The pros and cons of WANNA-BEn
What does it take to do some of the most interesting jobs on the planet? That's the premise behind WANNA-BEn, the new show featuring Ben Boyce - the dreadlocked half of the hosting team on Pulp Sport - as he figures out what's involved in a variety of high-profile jobs, then gets some help from established stars and has a crack at it for himself.
Friday's episode (10pm, TV3) revolved around Ben's efforts to become a pop star, tracking him as he chatted to former Spice Girl Mel B and chart topper Ke$ha, and while it wasn't the biggest thing to happen on NZ television over the weekend (tune in for my take on the Paul Henry fiasco tomorrow) it certainly generated some hype with media outlets and viewers alike. The question is whether it lived up to expectations.
If you ask me, there was plenty to like about WANNA-BEn.
Let me be clear: I think the premise of the show is good, and on paper it seems like the kind of show that should be thoroughly entertaining. It certainly had some good points: the interviews with Mel B and Ke$ha were great, and gave an insight into the stars that you wouldn't normally get from music journos. I also liked that Ben was fearless with his questioning and discussion - a lot of interviewers, "comedian" or otherwise, would have been too embarrassed to literally brush their teeth with a tiny bottle of Jack Daniels in front of Ke$ha, in a parody of the singer's hit Tik Tok.
I think the Pulp Sport style of comedy is pretty good too, with the substance of the show (the interviews) broken up by comedic sketches, silly dream sequences, and Candid Camera-style pieces. The problem with Friday's episode was that these scenes were hit-and-miss comedy-wise, and too many were squeezed into the half-hour show.
For example, the interview with Mel B was split into three parts and surrounded by a stack of sketches: Ben dressed as an avatar and trying to connect his ponytail to random people in the street; Jesus facing off against The Beatles to see who is more popular; a Girl Guides sketch which I found to be in pretty poor taste; and a bunch of others that dragged my attention off in too many directions and took the focus off the real point of the show.
The whole show ended up feeling like some comic version of Discovery's Dirty Jobs with Mike Rowe, only written for hyperactive people.
The sketches also committed two other crimes in my book.
First, some sketches were completely unrelated to the theme of the show. Take the avatar sketch, which came about because Mel B said the Spice Girls manager played an important role in the group's success, and involved Th' Dudes singer Peter Urlich telling a blue-painted Ben what to do. What on earth does this have to do with anything? At best there is only a loose connection between controlling someone and managing them.
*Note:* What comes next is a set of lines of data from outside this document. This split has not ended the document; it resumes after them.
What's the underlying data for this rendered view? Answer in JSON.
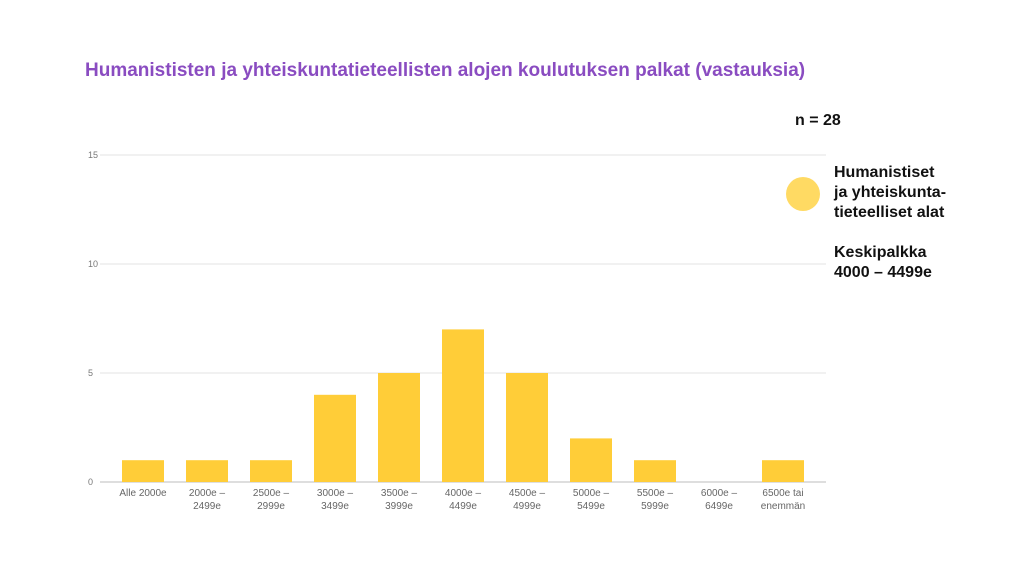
{
  "title": "Humanististen ja yhteiskuntatieteellisten alojen koulutuksen palkat (vastauksia)",
  "n_label": "n = 28",
  "legend": {
    "lines": [
      "Humanistiset",
      "ja yhteiskunta-",
      "tieteelliset alat"
    ],
    "color": "#ffda63"
  },
  "average": {
    "lines": [
      "Keskipalkka",
      "4000 – 4499e"
    ]
  },
  "chart_data": {
    "type": "bar",
    "categories": [
      [
        "Alle 2000e"
      ],
      [
        "2000e –",
        "2499e"
      ],
      [
        "2500e –",
        "2999e"
      ],
      [
        "3000e –",
        "3499e"
      ],
      [
        "3500e –",
        "3999e"
      ],
      [
        "4000e –",
        "4499e"
      ],
      [
        "4500e –",
        "4999e"
      ],
      [
        "5000e –",
        "5499e"
      ],
      [
        "5500e –",
        "5999e"
      ],
      [
        "6000e –",
        "6499e"
      ],
      [
        "6500e tai",
        "enemmän"
      ]
    ],
    "values": [
      1,
      1,
      1,
      4,
      5,
      7,
      5,
      2,
      1,
      0,
      1
    ],
    "yticks": [
      0,
      5,
      10,
      15
    ],
    "ylim": [
      0,
      15
    ],
    "bar_color": "#ffcd38",
    "grid": true
  }
}
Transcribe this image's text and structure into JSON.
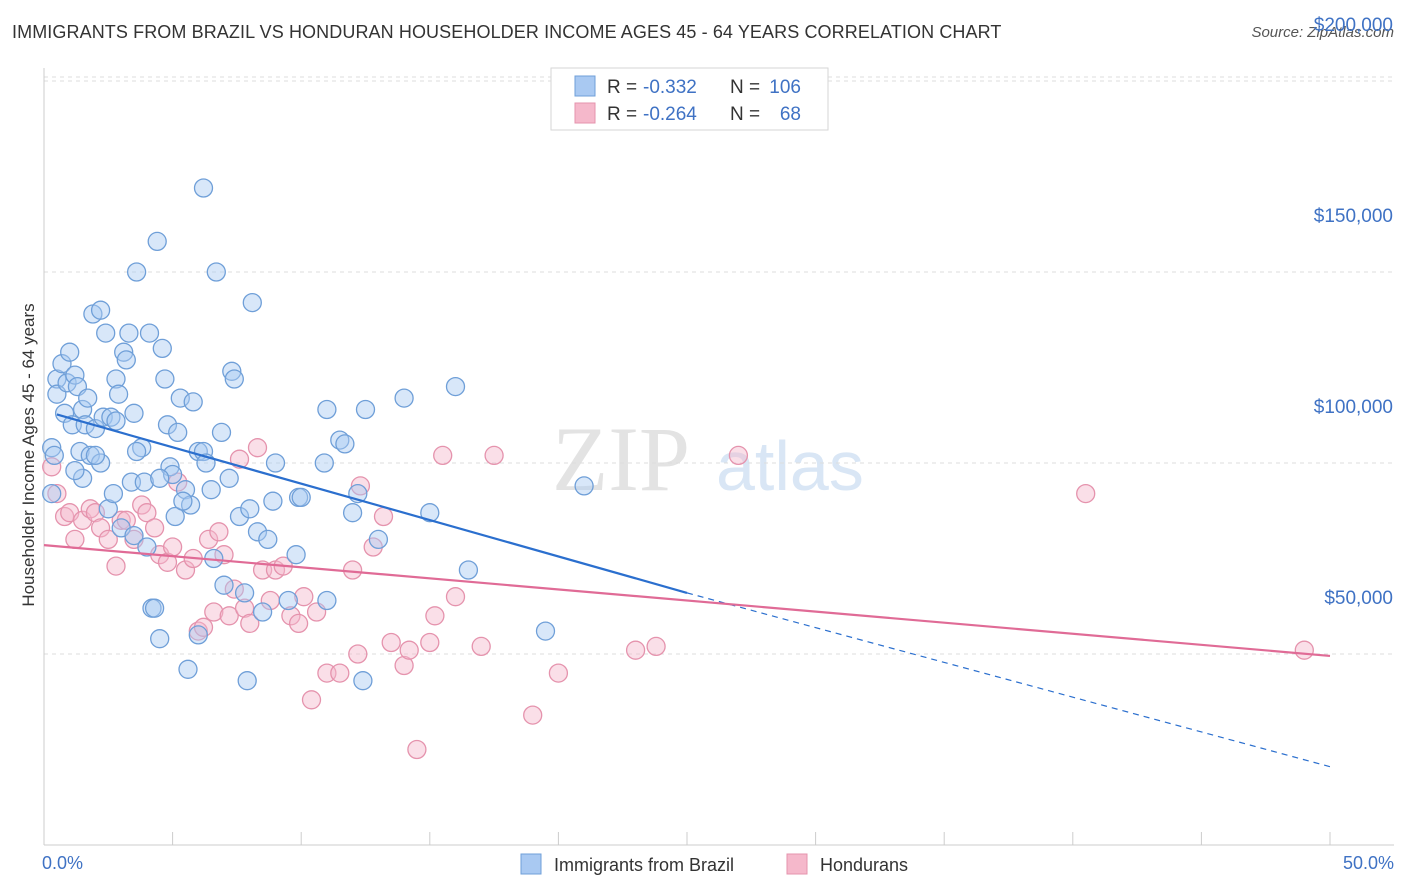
{
  "header": {
    "title": "IMMIGRANTS FROM BRAZIL VS HONDURAN HOUSEHOLDER INCOME AGES 45 - 64 YEARS CORRELATION CHART",
    "source": "Source: ZipAtlas.com"
  },
  "watermark": {
    "zip": "ZIP",
    "atlas": "atlas"
  },
  "colors": {
    "series1_fill": "#a9c9f2",
    "series1_stroke": "#6f9fd8",
    "series1_line": "#2b6fce",
    "series2_fill": "#f5b8cb",
    "series2_stroke": "#e593ad",
    "series2_line": "#e06b96",
    "value_text": "#3f72c4",
    "grid": "#dddddd"
  },
  "legend": {
    "rows": [
      {
        "r_label": "R =",
        "r_value": "-0.332",
        "n_label": "N =",
        "n_value": "106"
      },
      {
        "r_label": "R =",
        "r_value": "-0.264",
        "n_label": "N =",
        "n_value": "68"
      }
    ]
  },
  "bottom_legend": [
    "Immigrants from Brazil",
    "Hondurans"
  ],
  "chart_data": {
    "type": "scatter",
    "title": "IMMIGRANTS FROM BRAZIL VS HONDURAN HOUSEHOLDER INCOME AGES 45 - 64 YEARS CORRELATION CHART",
    "xlabel": "",
    "ylabel": "Householder Income Ages 45 - 64 years",
    "xlim": [
      0,
      50
    ],
    "ylim": [
      0,
      210000
    ],
    "x_tick_labels": [
      "0.0%",
      "50.0%"
    ],
    "y_ticks": [
      50000,
      100000,
      150000,
      200000
    ],
    "y_tick_labels": [
      "$50,000",
      "$100,000",
      "$150,000",
      "$200,000"
    ],
    "grid": true,
    "legend_position": "top-center",
    "series": [
      {
        "name": "Immigrants from Brazil",
        "r": -0.332,
        "n": 106,
        "trend": {
          "x0": 0.5,
          "y0": 112700,
          "x1": 25,
          "y1": 66000,
          "dashed_to_x": 50,
          "dashed_to_y": 20500
        },
        "points": [
          [
            0.3,
            104000
          ],
          [
            0.3,
            92000
          ],
          [
            0.4,
            102000
          ],
          [
            0.5,
            122000
          ],
          [
            0.5,
            118000
          ],
          [
            0.7,
            126000
          ],
          [
            0.8,
            113000
          ],
          [
            0.9,
            121000
          ],
          [
            1.0,
            129000
          ],
          [
            1.1,
            110000
          ],
          [
            1.2,
            123000
          ],
          [
            1.3,
            120000
          ],
          [
            1.4,
            103000
          ],
          [
            1.5,
            114000
          ],
          [
            1.5,
            96000
          ],
          [
            1.6,
            110000
          ],
          [
            1.7,
            117000
          ],
          [
            1.8,
            102000
          ],
          [
            1.9,
            139000
          ],
          [
            2.0,
            109000
          ],
          [
            2.2,
            140000
          ],
          [
            2.2,
            100000
          ],
          [
            2.3,
            112000
          ],
          [
            2.4,
            134000
          ],
          [
            2.5,
            88000
          ],
          [
            2.6,
            112000
          ],
          [
            2.7,
            92000
          ],
          [
            2.8,
            122000
          ],
          [
            2.8,
            111000
          ],
          [
            3.0,
            83000
          ],
          [
            3.1,
            129000
          ],
          [
            3.2,
            127000
          ],
          [
            3.3,
            134000
          ],
          [
            3.4,
            95000
          ],
          [
            3.5,
            113000
          ],
          [
            3.5,
            81000
          ],
          [
            3.6,
            150000
          ],
          [
            3.8,
            104000
          ],
          [
            3.9,
            95000
          ],
          [
            4.0,
            78000
          ],
          [
            4.1,
            134000
          ],
          [
            4.2,
            62000
          ],
          [
            4.3,
            62000
          ],
          [
            4.4,
            158000
          ],
          [
            4.5,
            54000
          ],
          [
            4.6,
            130000
          ],
          [
            4.7,
            122000
          ],
          [
            4.8,
            110000
          ],
          [
            4.9,
            99000
          ],
          [
            5.0,
            97000
          ],
          [
            5.1,
            86000
          ],
          [
            5.2,
            108000
          ],
          [
            5.3,
            117000
          ],
          [
            5.5,
            93000
          ],
          [
            5.6,
            46000
          ],
          [
            5.7,
            89000
          ],
          [
            5.8,
            116000
          ],
          [
            6.0,
            103000
          ],
          [
            6.0,
            55000
          ],
          [
            6.2,
            103000
          ],
          [
            6.2,
            172000
          ],
          [
            6.3,
            100000
          ],
          [
            6.5,
            93000
          ],
          [
            6.6,
            75000
          ],
          [
            6.7,
            150000
          ],
          [
            7.0,
            68000
          ],
          [
            7.2,
            96000
          ],
          [
            7.3,
            124000
          ],
          [
            7.4,
            122000
          ],
          [
            7.6,
            86000
          ],
          [
            7.8,
            66000
          ],
          [
            7.9,
            43000
          ],
          [
            8.0,
            88000
          ],
          [
            8.1,
            142000
          ],
          [
            8.3,
            82000
          ],
          [
            8.5,
            61000
          ],
          [
            8.7,
            80000
          ],
          [
            9.0,
            100000
          ],
          [
            9.5,
            64000
          ],
          [
            9.8,
            76000
          ],
          [
            9.9,
            91000
          ],
          [
            10.0,
            91000
          ],
          [
            10.9,
            100000
          ],
          [
            11.0,
            64000
          ],
          [
            11.0,
            114000
          ],
          [
            11.5,
            106000
          ],
          [
            11.7,
            105000
          ],
          [
            12.0,
            87000
          ],
          [
            12.2,
            92000
          ],
          [
            12.4,
            43000
          ],
          [
            12.5,
            114000
          ],
          [
            13.0,
            80000
          ],
          [
            14.0,
            117000
          ],
          [
            15.0,
            87000
          ],
          [
            16.0,
            120000
          ],
          [
            16.5,
            72000
          ],
          [
            19.5,
            56000
          ],
          [
            21.0,
            94000
          ],
          [
            4.5,
            96000
          ],
          [
            6.9,
            108000
          ],
          [
            3.6,
            103000
          ],
          [
            2.0,
            102000
          ],
          [
            1.2,
            98000
          ],
          [
            2.9,
            118000
          ],
          [
            5.4,
            90000
          ],
          [
            8.9,
            90000
          ]
        ]
      },
      {
        "name": "Hondurans",
        "r": -0.264,
        "n": 68,
        "trend": {
          "x0": 0,
          "y0": 78500,
          "x1": 50,
          "y1": 49500
        },
        "points": [
          [
            0.3,
            99000
          ],
          [
            0.5,
            92000
          ],
          [
            0.8,
            86000
          ],
          [
            1.0,
            87000
          ],
          [
            1.2,
            80000
          ],
          [
            1.5,
            85000
          ],
          [
            1.8,
            88000
          ],
          [
            2.0,
            87000
          ],
          [
            2.2,
            83000
          ],
          [
            2.5,
            80000
          ],
          [
            2.8,
            73000
          ],
          [
            3.0,
            85000
          ],
          [
            3.2,
            85000
          ],
          [
            3.5,
            80000
          ],
          [
            3.8,
            89000
          ],
          [
            4.0,
            87000
          ],
          [
            4.3,
            83000
          ],
          [
            4.5,
            76000
          ],
          [
            4.8,
            74000
          ],
          [
            5.0,
            78000
          ],
          [
            5.2,
            95000
          ],
          [
            5.5,
            72000
          ],
          [
            5.8,
            75000
          ],
          [
            6.0,
            56000
          ],
          [
            6.2,
            57000
          ],
          [
            6.4,
            80000
          ],
          [
            6.6,
            61000
          ],
          [
            6.8,
            82000
          ],
          [
            7.0,
            76000
          ],
          [
            7.2,
            60000
          ],
          [
            7.4,
            67000
          ],
          [
            7.6,
            101000
          ],
          [
            7.8,
            62000
          ],
          [
            8.0,
            58000
          ],
          [
            8.3,
            104000
          ],
          [
            8.5,
            72000
          ],
          [
            8.8,
            64000
          ],
          [
            9.0,
            72000
          ],
          [
            9.3,
            73000
          ],
          [
            9.6,
            60000
          ],
          [
            9.9,
            58000
          ],
          [
            10.1,
            65000
          ],
          [
            10.4,
            38000
          ],
          [
            10.6,
            61000
          ],
          [
            11.0,
            45000
          ],
          [
            11.5,
            45000
          ],
          [
            12.0,
            72000
          ],
          [
            12.3,
            94000
          ],
          [
            12.8,
            78000
          ],
          [
            13.2,
            86000
          ],
          [
            13.5,
            53000
          ],
          [
            14.0,
            47000
          ],
          [
            14.2,
            51000
          ],
          [
            14.5,
            25000
          ],
          [
            15.0,
            53000
          ],
          [
            15.2,
            60000
          ],
          [
            15.5,
            102000
          ],
          [
            16.0,
            65000
          ],
          [
            17.0,
            52000
          ],
          [
            17.5,
            102000
          ],
          [
            19.0,
            34000
          ],
          [
            20.0,
            45000
          ],
          [
            23.0,
            51000
          ],
          [
            23.8,
            52000
          ],
          [
            27.0,
            102000
          ],
          [
            40.5,
            92000
          ],
          [
            49.0,
            51000
          ],
          [
            12.2,
            50000
          ]
        ]
      }
    ]
  }
}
Second, the sketches made far too much use of B-, C- and D-grade celebrities - from The Edge morning show hosts JJ, Mike and Dom parodying Simon, Paula and Randy on Plop Idol (another barely related sketch), to Ginette McDonald showing as Ben's fictional mum (the first time I can recall seeing her on TV since the horrible Lynn of Tawa was mercifully killed off), it seemed like every quasi-famous, semi-famous or formerly-famous person showed up at some point.
At the rate they're going, I might end up starring in an episode.
So to sum up my take on WANNA-BEn: it's a really good idea and benefits from the comedy style of related show Pulp Sport, but it has a few problems with execution and needs to stick to its chosen theme for the week. Also, I'm fully available to star in an episode if need be ... Ben, call me.
What did you think of WANNA-BEn? Do you like the idea of the show? Are you planning to watch each week?